The Uncomfortable Implication
There is a thing nobody in the AI research community wants to say out loud, so I will: this kind of automated research loop, scaled to serious compute, could generate more experimental results in a weekend than a PhD student produces in a year. We have already seen similar efficiency gains in model architecture — like when researchers discovered you can duplicate 3 layers in a 24B LLM and get a 245% reasoning boost with no training.
That does not make PhD students obsolete — someone still needs to form hypotheses, interpret results, and decide what to try next at the strategic level. But the tactical work of "run experiment, check result, tweak hyperparameter, repeat"? An agent with access to a cluster already does that better than a human can.
I do not think this replaces researchers. I think it turns every researcher into a research director. And that shift is happening faster than most academic incentive structures are prepared for.
What to Watch For
- Autoresearch v2: Karpathy has hinted at expanding the scope beyond training recipes to architecture design. That is when things get really interesting.
- Cost-aware agents: The H100/H200 arbitrage behavior was emergent. Future agents with explicit cost objectives could be even more efficient.
- Multi-objective optimization: val_bpb is one metric. What about latency, model size, and inference cost simultaneously?

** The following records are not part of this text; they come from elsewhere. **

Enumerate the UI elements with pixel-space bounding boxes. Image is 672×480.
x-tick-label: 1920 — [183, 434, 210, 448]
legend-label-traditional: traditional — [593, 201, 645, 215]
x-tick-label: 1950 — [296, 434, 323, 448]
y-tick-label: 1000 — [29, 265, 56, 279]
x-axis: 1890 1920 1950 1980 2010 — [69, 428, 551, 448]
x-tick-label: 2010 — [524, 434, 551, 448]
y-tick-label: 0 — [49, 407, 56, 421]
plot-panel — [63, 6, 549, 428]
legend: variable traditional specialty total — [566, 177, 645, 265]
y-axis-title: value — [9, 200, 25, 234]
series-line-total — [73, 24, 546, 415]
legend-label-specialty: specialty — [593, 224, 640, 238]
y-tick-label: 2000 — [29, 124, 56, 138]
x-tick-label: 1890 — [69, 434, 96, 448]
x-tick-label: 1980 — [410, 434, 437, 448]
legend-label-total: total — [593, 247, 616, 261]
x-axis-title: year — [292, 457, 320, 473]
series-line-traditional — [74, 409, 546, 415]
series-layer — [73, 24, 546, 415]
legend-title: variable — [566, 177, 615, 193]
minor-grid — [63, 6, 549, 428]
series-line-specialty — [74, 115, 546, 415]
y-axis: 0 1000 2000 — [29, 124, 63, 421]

If you are building ML infrastructure, working on AI research, or just curious about what happens when you let agents run unsupervised with real compute — this is the most interesting paper-that-is-not-a-paper published this month. And if you are wondering what tools enterprises are using to secure all this AI infrastructure, check out the enterprise AI security stack that actually works in 2026. And unlike most ML blog posts, it comes with code you can actually run.
Now if you will excuse me, I need to go see if my AWS credits are still valid.